Paragone spera che il suo caso sia il primo e per ora non dà segni di voler rinunciare alla sua linea. Dal lancio del suo partito, lo scorso luglio, è in un tour quasi continuo in giro per l’Italia, per incontrare attivisti e possibili sostenitori. «Il governo Draghi ha portato molta acqua al mio mulino, ma ora il mulino bisogna costruirlo», dice. Creare un vero partito è complicato. Servono fondi, attivisti e sostenitori. Paragone dice di voler presentare un suo candidato già alle elezioni suppletive che si svolgeranno a Siena, in primavera.

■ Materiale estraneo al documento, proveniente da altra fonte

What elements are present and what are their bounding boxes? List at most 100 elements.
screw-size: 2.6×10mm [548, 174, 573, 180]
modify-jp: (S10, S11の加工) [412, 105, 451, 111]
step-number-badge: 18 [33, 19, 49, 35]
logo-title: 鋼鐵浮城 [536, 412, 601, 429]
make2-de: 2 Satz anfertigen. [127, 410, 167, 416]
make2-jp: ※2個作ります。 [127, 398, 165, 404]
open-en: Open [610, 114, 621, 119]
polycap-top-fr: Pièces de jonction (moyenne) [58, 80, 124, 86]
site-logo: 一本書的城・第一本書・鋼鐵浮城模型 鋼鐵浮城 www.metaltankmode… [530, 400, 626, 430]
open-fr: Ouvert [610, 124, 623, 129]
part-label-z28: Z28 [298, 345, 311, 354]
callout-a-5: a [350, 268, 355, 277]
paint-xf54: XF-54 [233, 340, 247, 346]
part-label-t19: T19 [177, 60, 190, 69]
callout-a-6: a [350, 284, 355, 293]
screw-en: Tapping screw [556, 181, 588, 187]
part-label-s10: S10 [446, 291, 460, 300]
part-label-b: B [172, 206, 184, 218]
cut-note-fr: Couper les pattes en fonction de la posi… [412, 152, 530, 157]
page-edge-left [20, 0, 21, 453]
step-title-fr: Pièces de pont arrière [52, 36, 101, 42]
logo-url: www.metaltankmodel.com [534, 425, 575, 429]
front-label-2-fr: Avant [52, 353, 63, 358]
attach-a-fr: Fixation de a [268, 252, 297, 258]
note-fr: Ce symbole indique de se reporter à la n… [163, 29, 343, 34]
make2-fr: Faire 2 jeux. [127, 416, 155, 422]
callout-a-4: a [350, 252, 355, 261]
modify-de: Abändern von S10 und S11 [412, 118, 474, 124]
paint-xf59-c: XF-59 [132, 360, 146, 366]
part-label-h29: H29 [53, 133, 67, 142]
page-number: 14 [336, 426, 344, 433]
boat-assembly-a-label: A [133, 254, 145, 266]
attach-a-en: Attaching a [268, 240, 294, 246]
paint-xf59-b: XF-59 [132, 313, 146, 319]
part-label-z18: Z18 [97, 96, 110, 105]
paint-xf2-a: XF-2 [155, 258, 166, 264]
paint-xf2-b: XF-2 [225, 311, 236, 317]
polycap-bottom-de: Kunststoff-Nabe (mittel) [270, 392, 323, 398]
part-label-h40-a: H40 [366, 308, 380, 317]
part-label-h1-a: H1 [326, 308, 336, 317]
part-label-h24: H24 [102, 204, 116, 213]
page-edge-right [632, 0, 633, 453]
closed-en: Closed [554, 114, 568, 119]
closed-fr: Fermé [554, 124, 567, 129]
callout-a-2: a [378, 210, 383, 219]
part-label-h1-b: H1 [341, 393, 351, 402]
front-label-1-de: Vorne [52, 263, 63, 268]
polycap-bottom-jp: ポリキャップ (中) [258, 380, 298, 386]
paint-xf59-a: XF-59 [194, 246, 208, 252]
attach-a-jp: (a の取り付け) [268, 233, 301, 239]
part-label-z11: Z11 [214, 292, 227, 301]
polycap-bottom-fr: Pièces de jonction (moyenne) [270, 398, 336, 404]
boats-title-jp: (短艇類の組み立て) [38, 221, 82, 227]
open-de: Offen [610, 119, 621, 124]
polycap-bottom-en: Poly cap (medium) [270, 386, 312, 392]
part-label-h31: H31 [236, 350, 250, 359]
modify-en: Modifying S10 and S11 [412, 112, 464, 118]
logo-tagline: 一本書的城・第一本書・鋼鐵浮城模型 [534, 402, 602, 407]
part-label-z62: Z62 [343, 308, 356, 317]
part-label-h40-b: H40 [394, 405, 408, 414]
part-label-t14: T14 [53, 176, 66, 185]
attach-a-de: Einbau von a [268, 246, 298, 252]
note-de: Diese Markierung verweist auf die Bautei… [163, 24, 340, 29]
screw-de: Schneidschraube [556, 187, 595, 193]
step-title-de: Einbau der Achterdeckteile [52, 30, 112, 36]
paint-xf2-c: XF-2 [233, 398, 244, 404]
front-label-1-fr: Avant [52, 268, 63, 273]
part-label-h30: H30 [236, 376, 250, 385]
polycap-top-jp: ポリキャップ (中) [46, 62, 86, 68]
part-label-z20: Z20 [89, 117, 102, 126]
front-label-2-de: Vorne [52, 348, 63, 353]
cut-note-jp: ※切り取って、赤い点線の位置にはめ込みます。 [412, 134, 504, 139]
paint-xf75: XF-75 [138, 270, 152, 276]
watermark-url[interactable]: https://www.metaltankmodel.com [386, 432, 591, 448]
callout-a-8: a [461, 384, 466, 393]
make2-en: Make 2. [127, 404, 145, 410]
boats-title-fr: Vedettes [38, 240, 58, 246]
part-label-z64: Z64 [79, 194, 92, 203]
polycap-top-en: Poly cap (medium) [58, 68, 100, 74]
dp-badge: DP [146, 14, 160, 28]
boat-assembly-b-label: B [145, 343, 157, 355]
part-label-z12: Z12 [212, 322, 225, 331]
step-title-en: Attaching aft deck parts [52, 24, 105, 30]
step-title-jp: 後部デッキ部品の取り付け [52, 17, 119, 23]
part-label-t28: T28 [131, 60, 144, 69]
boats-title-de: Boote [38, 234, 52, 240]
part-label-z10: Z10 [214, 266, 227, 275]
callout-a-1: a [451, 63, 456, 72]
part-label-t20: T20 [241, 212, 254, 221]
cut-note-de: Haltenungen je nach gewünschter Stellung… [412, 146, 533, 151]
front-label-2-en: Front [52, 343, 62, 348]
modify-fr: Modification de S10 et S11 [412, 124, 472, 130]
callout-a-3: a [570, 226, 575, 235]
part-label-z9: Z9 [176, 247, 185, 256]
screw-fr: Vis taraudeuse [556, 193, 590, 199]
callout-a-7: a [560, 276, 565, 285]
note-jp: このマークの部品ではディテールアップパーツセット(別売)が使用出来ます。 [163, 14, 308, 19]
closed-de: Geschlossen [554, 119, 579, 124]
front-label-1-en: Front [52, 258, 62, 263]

Avrà una possibilità? Il professor Daniele Albertazzi, politologo dell’università di Birmingham e osservatore attento della politica italiana è scettico. «A seconda della legge elettorale che avremo, ci potrebbe essere uno spazio. Ne abbiamo avuti tanti di piccoli partiti personali in Italia e ce ne saranno altri in futuro. Ma politicamente, a mio avviso, non c’era spazio neanche prima, figuriamoci adesso». Se c'è una cosa che la stessa storia di Paragone dimostra, infatti, è che «L’euroscetticismo in Italia è sempre stato un tema da campagna elettorale e nulla più»: un ideale adottato quando faceva comodo, e sempre scaricato non appena era conveniente.
Per gli amici di Paragone, la sua continua battaglia contro l’euro è quindi la prova che si tratta di una persona che crede davvero nei suoi ideali. Ma negli anni Paragone ha flirtato con federalismo, euroscetticismo, berlusconismo, grillismo e nazionalismo: una carriera troppo multiforme per poterla contenere in un comodo santino euroscettico.
Oggi Paragone ha 49 anni, talento comunicativo, fiuto per gli umori dell’elettorato a una popolarità che gli arriva da anni di televisione. Sembra scontato che ne sentiremo ancora parlare, ma se per la battaglia contro l’euro o per qualcosa di completamente diverso, forse, non lo sa nemmeno lui.